See the `examples/` directory for complete working examples:

- `basic_usage.py`: Extract video metadata and comments
- `batch_processing.py`: Process multiple videos
- `channel_usage.py`: Extract channel profile data

Run any example:

```bash
python examples/basic_usage.py
```

## API Reference

### Core Classes

#### YouTubeCore
Base class for YouTube interactions.

- `__init__(url: str)`: Initialize with YouTube URL
- `fetch_html() -> str`: Fetch HTML content
- `extract_ytinitialdata(html: str) -> dict`: Extract ytInitialData
- `make_api_request(endpoint: str, payload: dict) -> dict`: Make API requests

#### Video
Extract video metadata.

- `__init__(url: str)`: Initialize with video URL
- `extract_metadata() -> dict`: Extract and return video metadata

#### Comments
Extract video comments.

- `__init__(url: str)`: Initialize with video URL
- `get_comments() -> dict`: Extract and return comments data

#### Channel
Extract channel profile and videos.

- `__init__(url: str)`: Initialize with channel URL
- `extract_profile(max_videos: int | str = 200) -> dict`: Extract profile data
  - `max_videos`: Number of videos to load, or 'all' for all videos

### Utils Module

- `extract_number(text: str) -> int`: Extract numbers from text (handles German formatting)
- `extract_links(text: str) -> list`: Extract URLs from text

## Data Structures

### Video Metadata
```json
{
  "title": "Video Title",
  "view_count": 299955,
  "duration_in_seconds": 6994,
  "description": "Video description...",
  "tags": ["tag1", "tag2"],
  "video_id": "VIDEO_ID",
  "channel_id": "UC...",
  "is_owner_viewing": false,
  "is_crawlable": true,
  "thumbnail": {...},
  "allow_ratings": true,
  "author": "Channel Name",
  "is_private": false,
  "is_unplugged_corpus": false,
  "is_live_content": false,
  "like_count": 8547,
  "channel_name": "Channel Name",
  "category": "Gaming",
  "publish_date": "2023-12-01",
  "upload_date": "2023-12-01",
  "family_safe": true,
  "channel_url": "https://...",
  "subscriber_count": 1400000
}
```

### Comment Data
```json
{
  "top_comment": [...],
  "comments": [
    {
      "author": "Username",
      "text": "Comment text",
      "likeCount": 196,
      "publishedTimeText": "vor 1 Tag",
      "authorThumbnail": "https://...",
      "commentId": "...",
      "replyCount": 1
    }
  ]
}
```

### Channel Profile
```json
{
  "title": "Channel Title",
  "description": "Channel description...",
  "channelId": "UC...",
  "channelUrl": "https://...",
  "keywords": "keyword1 keyword2",
  "isFamilySafe": true,
  "links": ["https://..."],
  "subscriberCountText": "159.000 Abonnenten",
  "viewCountText": "84.770 Aufrufe",
  "videoCountText": "2583 Videos",
  "subscribers": 159000,
  "total_views": 84770,
  "video_count": 2583,
  "featured_video": {
    "videoId": "...",
    "title": "Featured Video Title",
    "description": "Featured video description..."
  },
  "videos": [
    {
      "videoId": "...",
      "title": "Video Title",
      "publishedTimeText": "vor 1 Tag",
      "viewCountText": "40.773 Aufrufe",
      "lengthText": "1:02:58",
      "thumbnails": [...]
    }
  ],
  "loaded_videos_count": 1
}
```

## Limitations

- **Rate Limiting**: YouTube may rate-limit requests.

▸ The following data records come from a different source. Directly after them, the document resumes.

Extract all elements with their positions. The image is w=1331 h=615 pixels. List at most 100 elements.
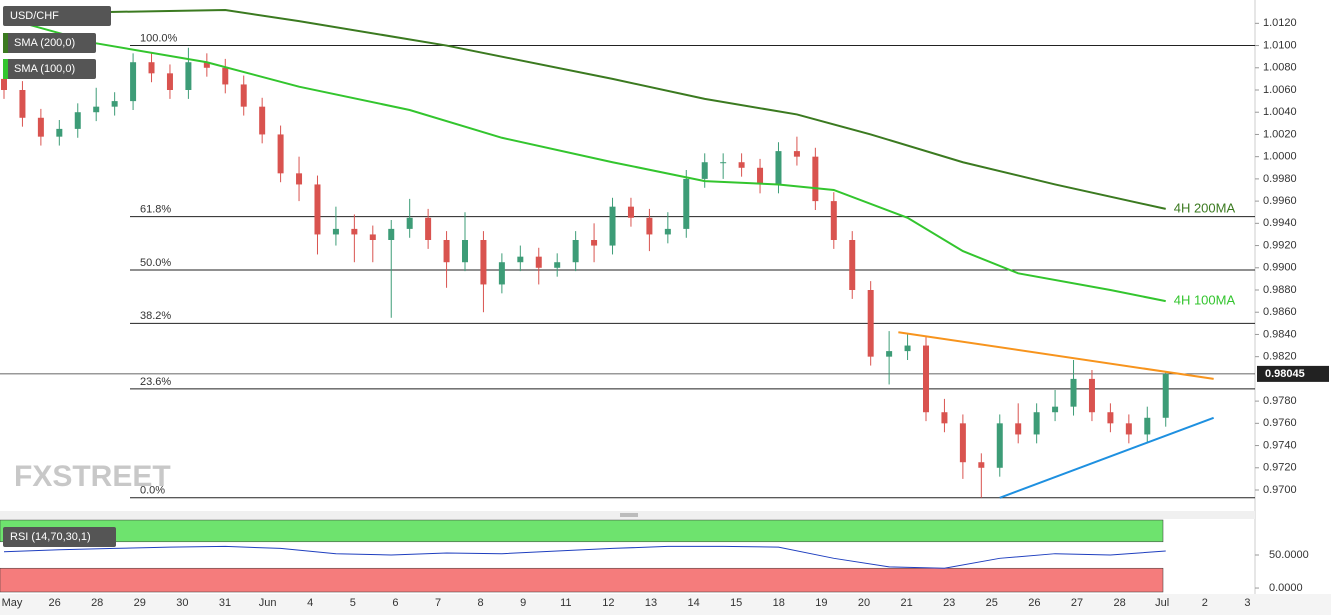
candle-body	[535, 256, 542, 268]
watermark: FXSTREET	[14, 460, 171, 493]
indicator-tag[interactable]	[3, 33, 96, 53]
candle-body	[443, 240, 450, 263]
rsi-tag[interactable]	[3, 527, 116, 547]
y-tick-label: 0.9720	[1263, 462, 1297, 474]
x-tick-label: 5	[350, 597, 356, 609]
candle-body	[904, 345, 911, 352]
overbought-zone	[0, 519, 1164, 543]
candle-body	[222, 67, 229, 85]
candle-body	[923, 345, 929, 413]
indicator: SMA (200,0)	[14, 37, 75, 49]
y-tick-label: 0.9780	[1263, 395, 1297, 407]
x-tick-label: 12	[602, 597, 614, 609]
y-tick-label: 0.9840	[1263, 328, 1297, 340]
x-tick-label: 21	[900, 597, 912, 609]
candle-body	[867, 290, 874, 357]
y-tick-label: 0.9900	[1263, 262, 1297, 274]
x-tick-label: 14	[687, 597, 699, 609]
candle-body	[425, 217, 432, 240]
x-tick-label: 26	[1028, 597, 1040, 609]
y-tick-label: 0.9820	[1263, 351, 1297, 363]
x-tick-label: 28	[1113, 597, 1125, 609]
fib-label: 61.8%	[140, 204, 171, 216]
candle-body	[1052, 406, 1059, 413]
fib-label: 38.2%	[140, 310, 171, 322]
candle-body	[664, 228, 671, 235]
candle-body	[775, 151, 782, 185]
last-price-box	[1257, 365, 1329, 382]
candle-body	[572, 240, 579, 263]
candle-body	[130, 62, 137, 102]
x-tick-label: 13	[645, 597, 657, 609]
moving-average	[3, 16, 1166, 303]
candle-body	[886, 351, 893, 357]
indicator-swatch	[3, 33, 8, 53]
candle-body	[738, 162, 745, 168]
candle-body	[498, 262, 505, 285]
fib-label: 23.6%	[140, 376, 171, 388]
x-tick-label: 23	[943, 597, 955, 609]
y-tick-label: 1.0040	[1263, 106, 1297, 118]
candle-body	[959, 423, 966, 463]
oversold-zone	[0, 567, 1164, 593]
candle-body	[757, 167, 764, 185]
candle-body	[74, 112, 81, 129]
indicator: SMA (100,0)	[14, 63, 75, 75]
candle-body	[56, 128, 63, 137]
moving-average	[3, 8, 1166, 210]
candle-body	[93, 106, 100, 113]
candle-body	[406, 217, 413, 229]
candle-body	[277, 134, 284, 174]
symbol-tag[interactable]	[3, 6, 111, 26]
indicator-tag[interactable]	[3, 59, 96, 79]
candle-body	[314, 184, 321, 235]
x-tick-label: 3	[1244, 597, 1250, 609]
trend-line	[898, 331, 1214, 380]
x-tick-label: Jun	[259, 597, 277, 609]
x-tick-label: Jul	[1155, 597, 1169, 609]
y-tick-label: 0.9980	[1263, 173, 1297, 185]
x-tick-label: 2	[1202, 597, 1208, 609]
rsi-label: RSI (14,70,30,1)	[10, 531, 91, 543]
fib-label: 0.0%	[140, 485, 165, 497]
panel-divider	[0, 511, 1255, 519]
y-tick-label: 0.9960	[1263, 195, 1297, 207]
candle-body	[480, 240, 487, 285]
candle-body	[259, 106, 266, 135]
candle-body	[203, 62, 210, 68]
trend-line	[999, 416, 1215, 499]
x-tick-label: 25	[986, 597, 998, 609]
candle-body	[591, 240, 598, 246]
x-tick-label: May	[2, 597, 23, 609]
candle-body	[996, 423, 1003, 468]
x-tick-label: 9	[520, 597, 526, 609]
candle-body	[1033, 412, 1040, 435]
x-tick-label: 7	[435, 597, 441, 609]
candle-body	[296, 173, 303, 185]
candle-body	[240, 84, 247, 107]
candle-body	[609, 206, 616, 246]
x-tick-label: 27	[1071, 597, 1083, 609]
symbol: USD/CHF	[10, 10, 59, 22]
y-tick-label: 1.0020	[1263, 128, 1297, 140]
candle-body	[185, 62, 192, 90]
rsi-line	[3, 545, 1166, 569]
candle-body	[978, 462, 985, 468]
x-tick-label: 30	[176, 597, 188, 609]
candle-body	[627, 206, 634, 218]
x-tick-label: 15	[730, 597, 742, 609]
candle-body	[1, 78, 7, 90]
candle-body	[166, 73, 173, 90]
candle-body	[462, 240, 468, 263]
y-tick-label: 0.0000	[1269, 582, 1303, 594]
y-tick-label: 0.9760	[1263, 417, 1297, 429]
candle-body	[554, 262, 561, 268]
candle-body	[812, 156, 819, 202]
candle-body	[1162, 373, 1169, 418]
candle-body	[388, 228, 395, 240]
x-axis-band	[0, 594, 1331, 615]
y-tick-label: 0.9740	[1263, 439, 1297, 451]
y-tick-label: 1.0000	[1263, 151, 1297, 163]
y-tick-label: 1.0060	[1263, 84, 1297, 96]
x-tick-label: 11	[560, 597, 571, 609]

Add delays between requests for bulk operations.
- **Comment Limits**: Without authentication, typically 40-50 comments can be loaded per video.
- **Video Limits**: Channel video extraction may be limited by YouTube's pagination.
- **Terms of Service**: This library is for educational purposes. Respect YouTube's Terms of Service and robots.txt.

## Troubleshooting

- **Import Errors**: Ensure NGTube folder is in your Python path
- **API Errors**: YouTube changes their internal APIs frequently. The library uses current endpoints as of December 2025.
- **Missing Data**: Some videos/channels may have restricted data access

## Contributing

This library is maintained for educational purposes. Feel free to submit issues or improvements.

## License

This project can be used by anyone with attribution.